Порыв ветра тронул ветви. Совы запели чарующую песнь. Немилосердно засаднило сгоревшую спину. Спуститься бы к колодцу… потрогал лицо – оно моё, стало чуть поменьше. Так всегда – задумаешься, потом схватишь лицо ладонями: меньше. Но моё. Я это, я.
– Дюк! – нетерпение моё растёт. Наконец, я вижу его.
– Что с тобой? Уныние? Ты тоскуешь. Не ты ли говорил, что настанет лето, и мир не узнает себя? Мир, дескать, забудет о зиме и бедах? Позабудут нас, и мы улизнём незамеченными. Ты говорил, что это и есть любовь. Молодые листья не помнят снега, по той причине, что они его не видели. Каждую весну, говорил ты, мы уподобляемся растениям, и новых листьев больше, чем сучьев, чем памяти! Так почему же ты отворачиваешься от меня? Тебе неловко? Ты не хочешь видеть меня?
Дядя Коля стоит у калитки, как дуб сухой, с лицом почернелым от денатурата – печаль забвения на раздутом лице. Являет он собой прекрасный пример гибели среди могучих орехов, лип, снежного кальвиля, антоновки, – гибель в череде летних цветов, дневных и ночных, раскрывающих призрачные лица месяцу, который своим цветом, возвращает нас к мыслям о вине, недоступном дяде Коле, погружённому во тьму первобытно-дремучей памяти и немоты… но далее ещё сады идут, сменяясь неприметно, отделённые друг от друга прогнившими дотла остатками заборов, рушатся они по ночам, шум пугает ночь, падают заборы в лопухи, разросшиеся по глухим закоулкам, подобно тропическим гигантам – падают, как камень в воду тёмную…
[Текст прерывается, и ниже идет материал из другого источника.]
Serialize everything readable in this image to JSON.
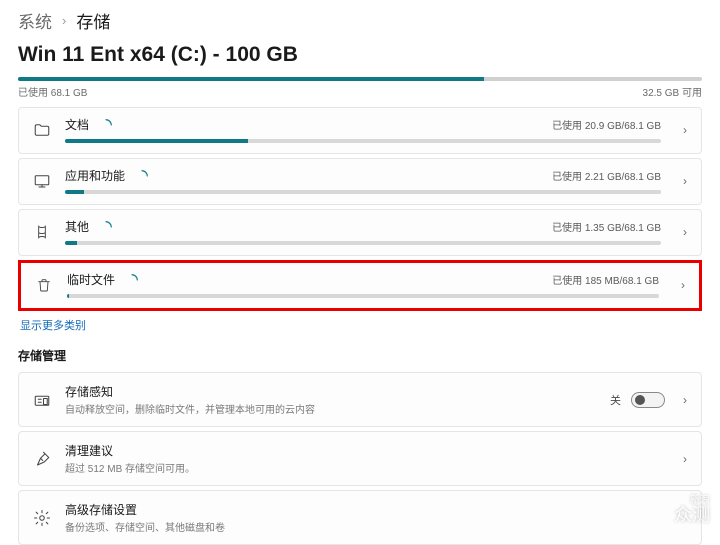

И сады ли это? Леса ли это? Что это? Зачем? Боже мой, зачем! Где дом мой? Почему черны его стёкла, почему не видны фигурки, сновавшие прежде в его невесомых зрачках? Тягучий сок мяты и бесовские зонты укропа.
Как медленно приближается яблоко к земле… обовьём травой головы, больные скорбные головы: барвинком, повиликой, вьюнком, плющом обовьём, полынью. Вернёмся и отойдём, отдалимся, не причиняя зла никому – в крапиву, облечём плоть свою сорочкой…. Но кто же выткал её нам? Где сестра? И ты почему-то вновь здесь стоишь растерянно, когда надлежит тебе находиться в местах других. Но, разбрасывая ногами мокрую землю, сад за садом – дальше, ещё дальше, мелькнуть смутной чертой – Александр, ты первый.
53
И Герцог поднимается во весь рост на зыбкой крыше, крытой когда-то рубероидом, а теперь линючей клеенкой, в нескольких местах прижатой кирпичами. Он поднимается и стоит, обратив лицо в мою сторону. Потоки какого-то пуха и мотыльков обтекают его. Фигура трепещет в облаках лета. Грозные, угрюмые складки пролегли от носа к углам рта. В левом углу торчит окурок. По случаю жары Герцог в одних калошах и трусах. На переносице – круглые, бутылочного отлива очки. Он стар, глаз его бессилен… волосы легки, беспомощны, бесплотны. Не белые, а бесцветные – заплетены в длинную косу. В руках у него шест, на котором развевается по ветру его победоносный стяг с дырой.
Двоятся облака мотыльков.
Течёт сок из черешни, который днём отковыриваешь – от коры отрываешь с кислиной, с каким-то черепашьим привкусом медовые ломти… клей, выпуклый, янтарный, золотистый, крепкий, как вино. Течёт сок из трещин ствола и с фарфоровым звуком падают на камни окровавленные косточки.
– Ты спишь?
– Нет. Я смотрю на Большую Медведицу.
– Наши уснули?
– Не знаю. Как на реке? Что делали?
– На реке хорошо.
Она садится рядом и выжимает волосы. Несколько капель падает мне на лицо.
– Нарвали лилий?
– Туда мы не плавали сегодня. Хотим завтра взять лодку…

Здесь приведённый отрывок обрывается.